Camba adds that Marcos Jr’s acceptance of additional EDCA bases (and other US facilities) and pursuit of stronger defense ties with Japan, Australia and South Korea are strategies to consolidate his own political power and marginalize Duterte-aligned elites.
However, Derek Grossman points out in a February 2023 Foreign Policy article that there are limits to how far Marcos Jr can push this alignment-for-survival strategy.
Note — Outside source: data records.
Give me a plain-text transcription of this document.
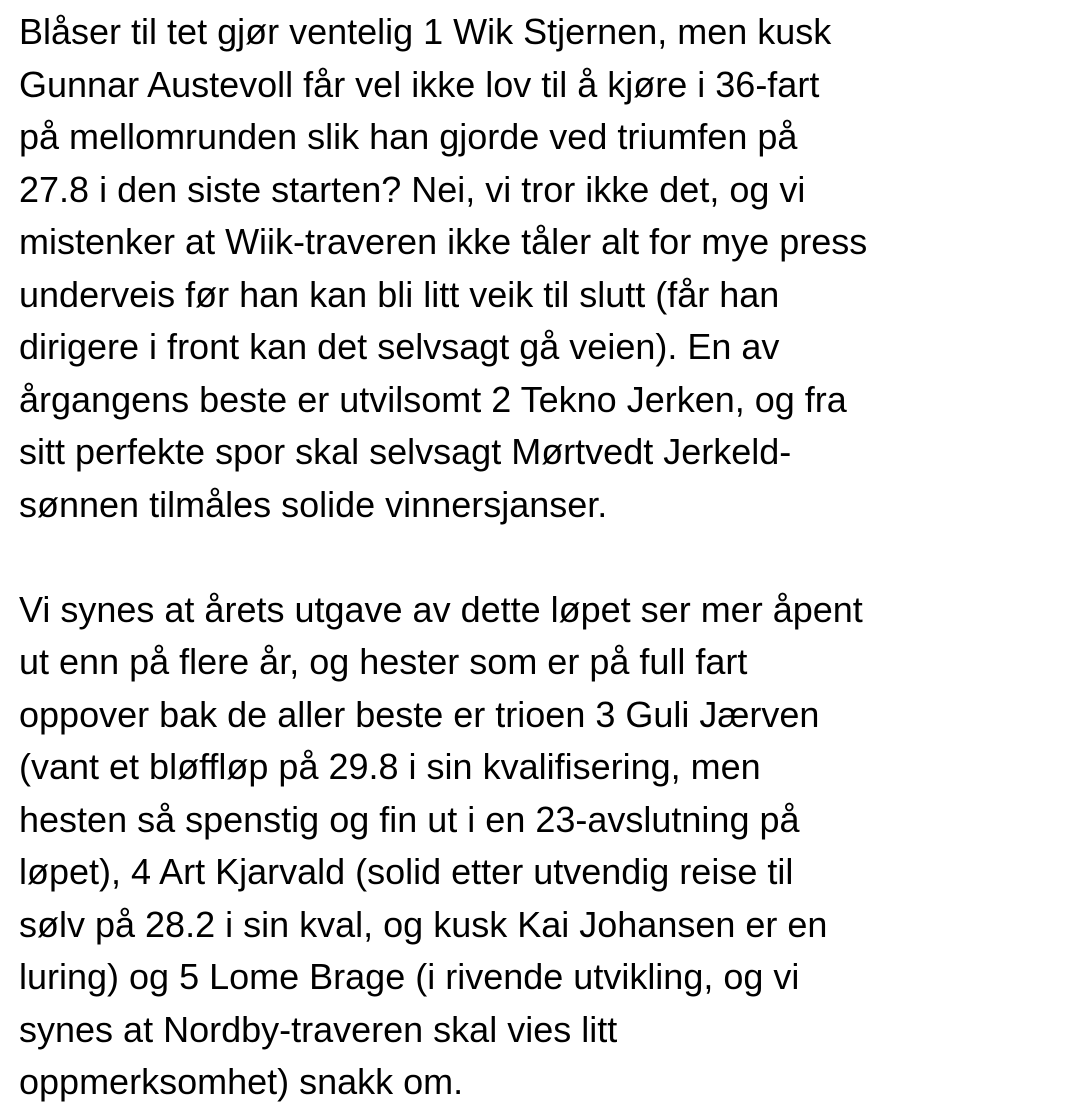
Blåser til tet gjør ventelig 1 Wik Stjernen, men kusk
Gunnar Austevoll får vel ikke lov til å kjøre i 36-fart
på mellomrunden slik han gjorde ved triumfen på
27.8 i den siste starten? Nei, vi tror ikke det, og vi
mistenker at Wiik-traveren ikke tåler alt for mye press
underveis før han kan bli litt veik til slutt (får han
dirigere i front kan det selvsagt gå veien). En av
årgangens beste er utvilsomt 2 Tekno Jerken, og fra
sitt perfekte spor skal selvsagt Mørtvedt Jerkeld-
sønnen tilmåles solide vinnersjanser.

Vi synes at årets utgave av dette løpet ser mer åpent
ut enn på flere år, og hester som er på full fart
oppover bak de aller beste er trioen 3 Guli Jærven
(vant et bløffløp på 29.8 i sin kvalifisering, men
hesten så spenstig og fin ut i en 23-avslutning på
løpet), 4 Art Kjarvald (solid etter utvendig reise til
sølv på 28.2 i sin kval, og kusk Kai Johansen er en
luring) og 5 Lome Brage (i rivende utvikling, og vi
synes at Nordby-traveren skal vies litt
oppmerksomhet) snakk om.
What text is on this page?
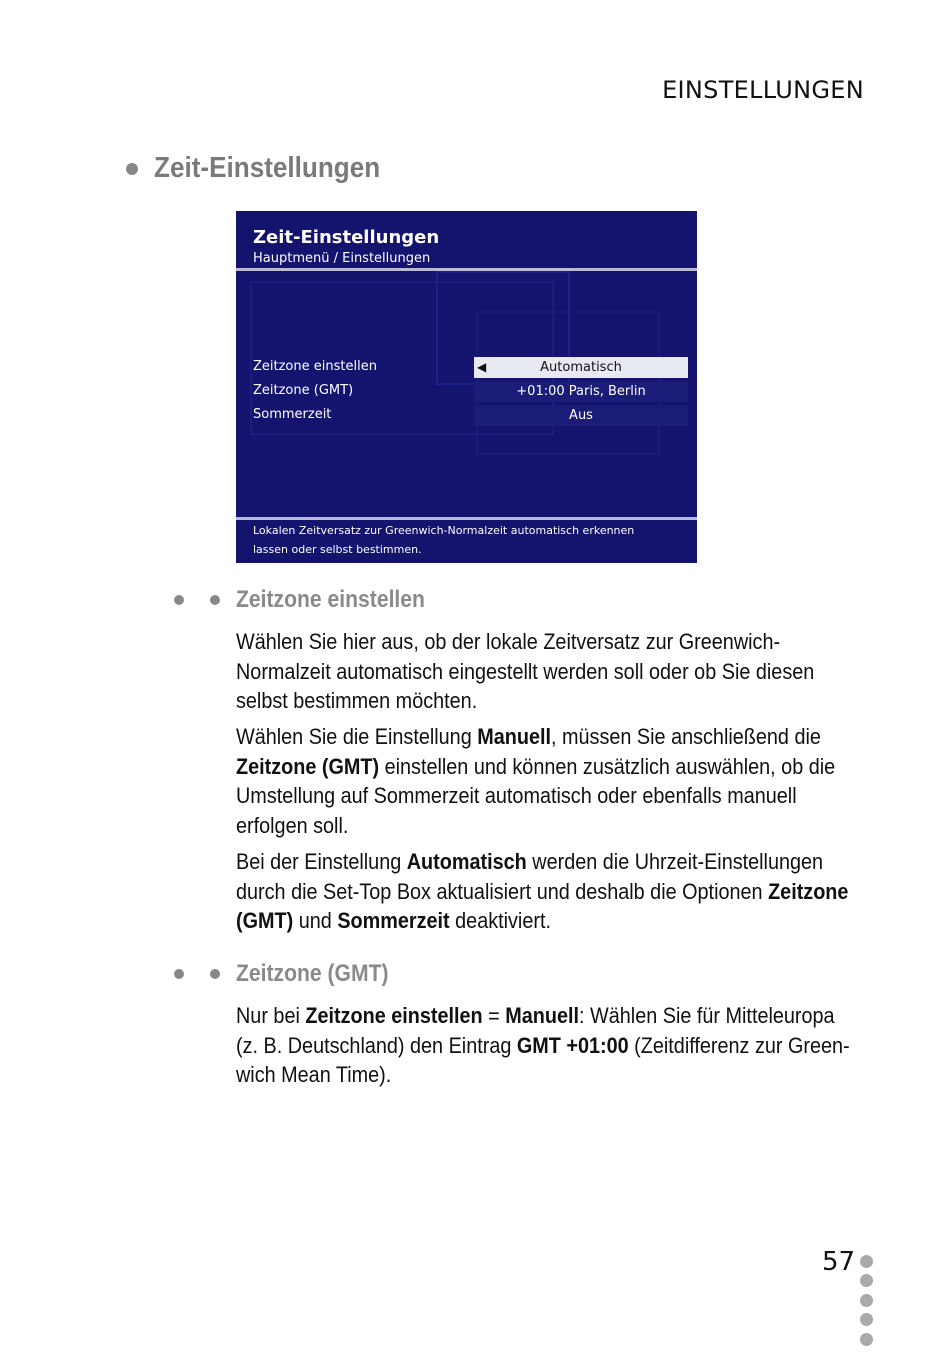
EINSTELLUNGEN
Zeit-Einstellungen
Zeit-Einstellungen
Hauptmenü / Einstellungen
Zeitzone einstellen
Zeitzone (GMT)
Sommerzeit
◀	Automatisch
+01:00 Paris, Berlin
Aus
Lokalen Zeitversatz zur Greenwich-Normalzeit automatisch erkennen
lassen oder selbst bestimmen.
Zeitzone einstellen
Wählen Sie hier aus, ob der lokale Zeitversatz zur Greenwich-Normalzeit automatisch eingestellt werden soll oder ob Sie diesen selbst bestimmen möchten.
Wählen Sie die Einstellung Manuell, müssen Sie anschließend die Zeitzone (GMT) einstellen und können zusätzlich auswählen, ob die Umstellung auf Sommerzeit automatisch oder ebenfalls manuell erfolgen soll.
Bei der Einstellung Automatisch werden die Uhrzeit-Einstellungen durch die Set-Top Box aktualisiert und deshalb die Optionen Zeitzone (GMT) und Sommerzeit deaktiviert.
Zeitzone (GMT)
Nur bei Zeitzone einstellen = Manuell: Wählen Sie für Mitteleuropa (z. B. Deutschland) den Eintrag GMT +01:00 (Zeitdifferenz zur Green-wich Mean Time).
57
Grossman says it is unlikely the US will regain complete control of Subic, as the Philippine Constitution expressly prohibits foreign bases on Philippine territory unless approved by the country’s Senate.
Economic woes may also temper the Marcos Jr administration’s stance in aligning with the US. As Camba points out, Marcos Jr’s alignment with the US is premised on the assumption that closer ties with the US would not affect the Philippines’ economic ties to China.
That position makes the Philippines no different from Australia or Japan, the latter two of which seek economic clout with China while building up their militaries, strengthening their alliances with the US and diversifying their security partners – reflecting caution against China’s pragmatic use of economic leverage to advance its geopolitical aims.
Slumping foreign investment may incentivize the Philippines to calibrate its future engagement with the US. According to Philippine Statistics Authority (PSA) data via Manila Standard reporting, foreign investment commitments in the Philippines fell sharply by 64.4% in the second quarter of 2025, totaling 67.38 billion pesos (US$1.16 billion)—a steep decline from the 189.50 billion pesos ($3.26 billion) recorded over the same period last year.
Furthermore, the Philippine Economic Zone Authority (PEZA) mentions that China remains one of the Philippines’ top foreign investors, accounting for 22% of total foreign investments as of June 2025. With Subic reaffirming the US’s presence in the Pacific, the Philippines finds itself pulled between the former’s shield and China’s purse. Its survival now hinges on how deftly it can walk this tightrope of security and economics.